An assistant coach reported that baseball had become so small a priority that there were only two bats and two helmets available this spring.
“And rarely does anyone show up to watch a baseball game,” he added. ‘”It’s cold, and the games start before anyone gets off work. It’s not like Friday night lights for football. There’s not much attention paid to baseball like it used to be.”
“Think about this,” a Pittsburgh Pirates scout told me last spring during the Big Ten season. “If a kid doesn’t play high school baseball there’s not much chance that his son will someday play, either. And then his son’s son isn’t going to play. What kind of picture does that paint for the future of amateur baseball that we know now?”
“The argument is that travel baseball provides better competition,” says Cahill. “But baseball is a game of execution, regardless of the level of competition. If you can learn to throw the curveball for a strike you can get people out at any level.”

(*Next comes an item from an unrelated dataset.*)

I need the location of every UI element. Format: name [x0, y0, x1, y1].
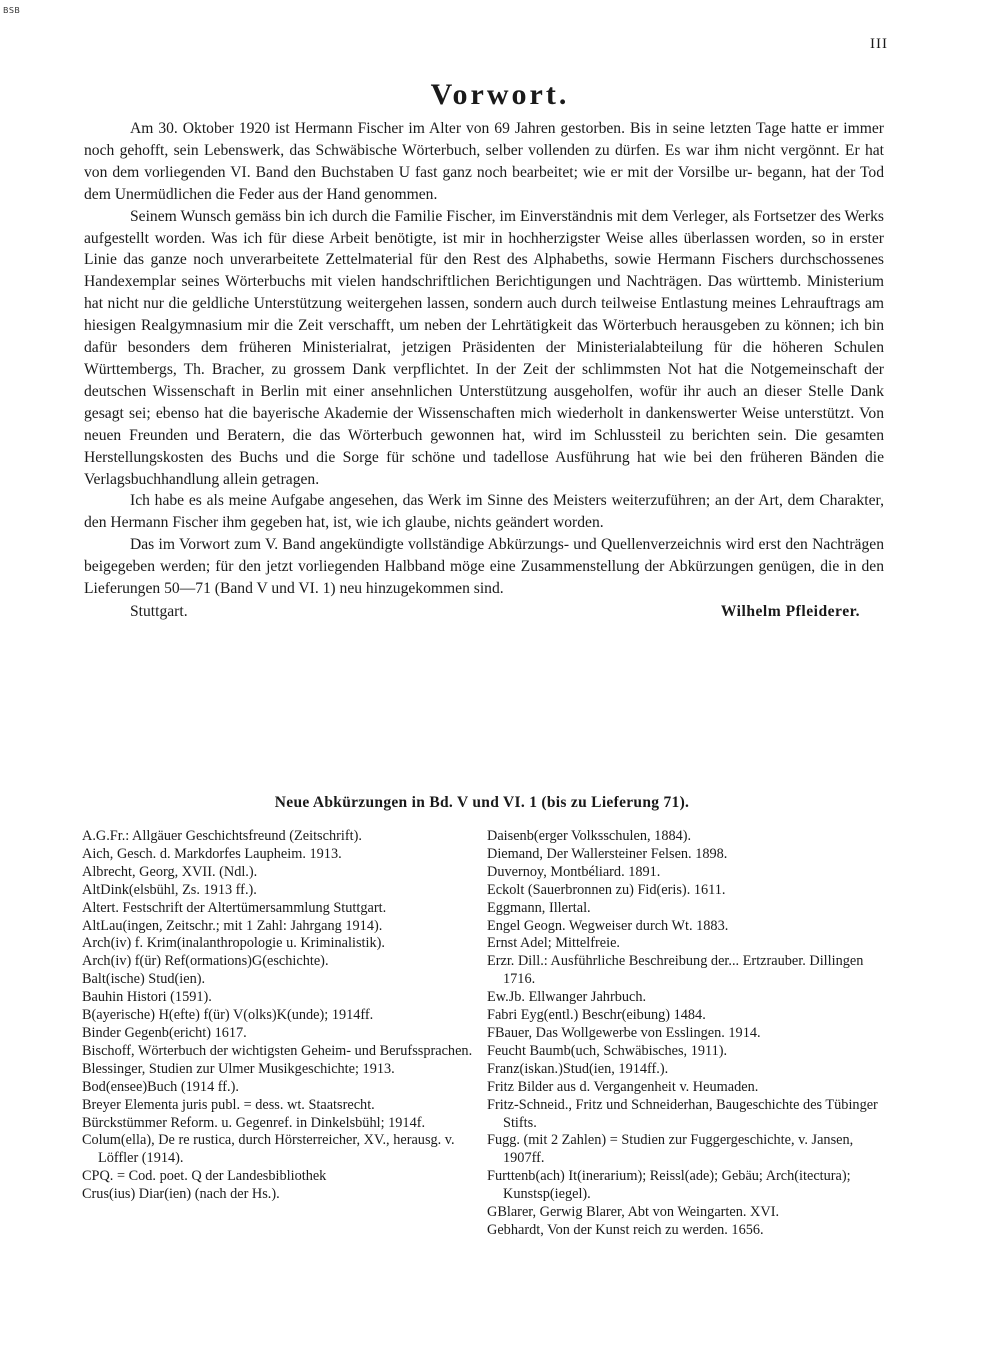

“I coached at Kenton Ridge for 30 years and our kids were always together there in the summer,” adds Randall. “Now today I ask parents how come kids aren’t playing locally in the summer and they tell me that the competition isn’t good enough. But I had good athletes back then, and four of them went on to play in the Major Leagues, so I disagree with that. Those four guys all played right there at Northridge and Prosser Fields (Rick White, Dave Burba, Dustin Hermanson, and Adam Eaton).”
And the unilateral argument for revival of interest in community baseball, regardless of how many coaches you ask…is patience, and commitment.
When Jim Hardman was winning 552 games as coach at Piqua he spent four hours a day every summer running a free baseball school for any kid who wanted to come out and sample what the game had to offer. He used to tell them: “Learn to love the game, and if you’re lucky the game will love you back, forever.”
And of course his son Chris has followed in his footsteps as closely as is humanly possible
Troy’s Frosty Brown has devoted more than a half century to teaching the game, while personally financing American Legion baseball through constant fund-raising for kids in Miami County.
And Rick Gold, who followed Hardman at Piqua High School, has fifty years of his own devoted to coaching the sport.
“Like anything else, it takes a patience to teach,” adds Gold. “But once a kid learns that someone is taking a personal interest in helping them develop, they tend to stick with it. That’s why patience in teaching anything is so important.”
“It’s how my dad coached at Coldwater,” says Brunswick. “He would stand out there for hours teaching kids the grip for the curveball, or how to field a ground ball. He made it personal for them. He was always very patient, and that’s something I’ve tried to copy from his example.”
Like Jim Hardman, Bruce Cahill had his own list of reasons for loving the game that he still carries on his phone: the joy of accomplishment…for the joy of belonging to a group…for teammates who cheer for you to do your best…for the challenge of working hard and being rewarded…love the game because you belong to a long line of fine athletes who have loved it and had it become their legacy…and love it because you might just pass it on to someone else.
Someone who just might throw batting practice for you on a field in Lucasville, while two others shagged baseballs…and no one was there to watch!